Black participants exhibited much higher adherence to the Southern diet pattern than white participants. This is important in that the magnitude of the association between the Southern pattern and sepsis appeared to be greater in black than in white participants. When coupled with recent data from our group showing that the Southern diet pattern explained a substantial portion of the excess risk of stroke among black participants of REGARDS [20], these findings collectively support the notion that regional and/or cultural patterns of eating deserve closer scrutiny in understanding racial disparities in health outcomes.

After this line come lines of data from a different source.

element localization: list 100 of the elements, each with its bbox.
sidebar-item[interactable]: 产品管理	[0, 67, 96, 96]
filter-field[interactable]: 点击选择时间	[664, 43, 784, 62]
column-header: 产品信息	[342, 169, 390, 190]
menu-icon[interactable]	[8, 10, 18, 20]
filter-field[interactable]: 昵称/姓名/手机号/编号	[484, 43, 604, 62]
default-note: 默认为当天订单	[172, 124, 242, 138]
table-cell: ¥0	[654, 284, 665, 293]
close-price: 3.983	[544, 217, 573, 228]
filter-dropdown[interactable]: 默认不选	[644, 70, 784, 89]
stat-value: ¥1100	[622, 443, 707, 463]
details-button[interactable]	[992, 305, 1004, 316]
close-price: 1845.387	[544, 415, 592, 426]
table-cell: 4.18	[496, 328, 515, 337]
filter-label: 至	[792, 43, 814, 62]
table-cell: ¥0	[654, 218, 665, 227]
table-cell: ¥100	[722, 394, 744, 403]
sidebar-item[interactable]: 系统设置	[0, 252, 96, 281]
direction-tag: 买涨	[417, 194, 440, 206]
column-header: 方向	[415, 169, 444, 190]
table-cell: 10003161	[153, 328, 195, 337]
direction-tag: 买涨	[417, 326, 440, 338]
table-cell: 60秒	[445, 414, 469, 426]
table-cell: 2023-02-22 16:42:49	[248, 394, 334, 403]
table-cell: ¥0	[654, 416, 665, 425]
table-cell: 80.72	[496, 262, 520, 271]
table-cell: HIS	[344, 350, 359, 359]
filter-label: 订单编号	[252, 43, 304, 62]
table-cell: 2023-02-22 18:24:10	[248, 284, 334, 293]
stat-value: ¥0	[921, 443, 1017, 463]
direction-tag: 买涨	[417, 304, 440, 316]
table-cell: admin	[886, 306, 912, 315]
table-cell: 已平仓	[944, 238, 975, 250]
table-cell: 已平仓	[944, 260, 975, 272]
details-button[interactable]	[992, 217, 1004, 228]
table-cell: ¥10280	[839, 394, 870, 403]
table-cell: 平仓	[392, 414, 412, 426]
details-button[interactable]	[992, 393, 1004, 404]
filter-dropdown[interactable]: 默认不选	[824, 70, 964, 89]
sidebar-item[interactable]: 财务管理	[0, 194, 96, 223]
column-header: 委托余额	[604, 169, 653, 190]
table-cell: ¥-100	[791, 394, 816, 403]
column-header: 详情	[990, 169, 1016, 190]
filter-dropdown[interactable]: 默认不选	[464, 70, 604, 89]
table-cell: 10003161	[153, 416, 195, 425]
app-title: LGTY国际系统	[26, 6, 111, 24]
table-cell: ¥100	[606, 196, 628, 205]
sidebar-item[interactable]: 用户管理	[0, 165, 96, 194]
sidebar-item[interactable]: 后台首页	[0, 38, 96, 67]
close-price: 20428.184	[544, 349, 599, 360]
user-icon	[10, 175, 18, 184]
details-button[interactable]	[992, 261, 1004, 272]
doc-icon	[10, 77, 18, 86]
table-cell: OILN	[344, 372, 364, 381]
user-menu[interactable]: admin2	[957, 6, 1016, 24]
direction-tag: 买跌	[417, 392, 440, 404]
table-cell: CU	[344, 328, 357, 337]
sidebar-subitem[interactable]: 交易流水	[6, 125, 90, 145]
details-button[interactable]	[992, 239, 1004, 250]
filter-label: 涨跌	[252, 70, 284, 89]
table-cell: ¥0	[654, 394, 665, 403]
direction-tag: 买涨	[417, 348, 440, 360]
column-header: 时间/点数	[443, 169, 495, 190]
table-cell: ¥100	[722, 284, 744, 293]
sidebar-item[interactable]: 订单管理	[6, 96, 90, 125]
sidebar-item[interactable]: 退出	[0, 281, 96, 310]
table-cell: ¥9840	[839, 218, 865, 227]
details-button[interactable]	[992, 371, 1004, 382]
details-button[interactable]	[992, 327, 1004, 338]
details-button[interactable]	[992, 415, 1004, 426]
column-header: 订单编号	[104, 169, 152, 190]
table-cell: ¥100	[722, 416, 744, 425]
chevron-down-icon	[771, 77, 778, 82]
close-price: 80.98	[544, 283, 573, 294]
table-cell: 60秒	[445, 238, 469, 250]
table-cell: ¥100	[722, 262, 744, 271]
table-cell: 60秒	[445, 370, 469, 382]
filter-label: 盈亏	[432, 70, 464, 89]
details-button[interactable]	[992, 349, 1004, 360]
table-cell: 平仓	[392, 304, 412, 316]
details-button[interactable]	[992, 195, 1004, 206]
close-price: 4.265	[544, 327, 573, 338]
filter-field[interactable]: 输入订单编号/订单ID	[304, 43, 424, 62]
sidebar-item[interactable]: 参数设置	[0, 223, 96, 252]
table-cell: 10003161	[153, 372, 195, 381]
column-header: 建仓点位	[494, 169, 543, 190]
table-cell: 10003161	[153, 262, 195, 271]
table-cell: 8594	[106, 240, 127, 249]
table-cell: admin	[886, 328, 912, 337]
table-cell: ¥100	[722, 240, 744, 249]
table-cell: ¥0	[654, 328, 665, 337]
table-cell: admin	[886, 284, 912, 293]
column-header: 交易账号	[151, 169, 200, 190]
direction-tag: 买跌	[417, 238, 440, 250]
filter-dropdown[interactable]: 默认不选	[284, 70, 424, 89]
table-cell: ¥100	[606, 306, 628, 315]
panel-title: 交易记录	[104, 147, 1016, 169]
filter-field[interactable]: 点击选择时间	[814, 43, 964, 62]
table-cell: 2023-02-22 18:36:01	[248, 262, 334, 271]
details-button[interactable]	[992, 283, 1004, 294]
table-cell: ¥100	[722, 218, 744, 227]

Our study also had limitations. As is the case for any study relying on FFQ data, dietary reporting errors may have reduced the accuracy of individual dietary intake measurements and resulted in misclassification [32]. However, this would generally bias results towards the null, potentially reducing the magnitude of the observed associations between diet patterns and sepsis. Next, roughly one third of the cohort did not return the FFQ. Those who did not return the FFQ were more likely to have annual incomes less than $20,000 and less than a high school education [24]; however, the ~900 people of lower socioeconomic status who did return the FFQ were similar in terms of race, age, sex or history of cardiovascular disease from those who did not return the FFQ, minimizing the likelihood of substantial bias. Although we adjusted for available lifestyle factors such as tobacco use and sedentary behavior, we cannot exclude residual confounding from other unmeasured lifestyle factors strongly linked with diet. In addition, the REGARDS Study was not specifically designed to examine the association of diet and sepsis risk.

Conclusions

In conclusion, greater adherence to a Southern diet pattern characterized by high intake of fried foods, processed meats, and sugar-sweetened beverages and by disproportionately high residence in the Southeastern US, was independently associated with increased sepsis risk. Studies elucidating whether these observed associations are causal may be warranted.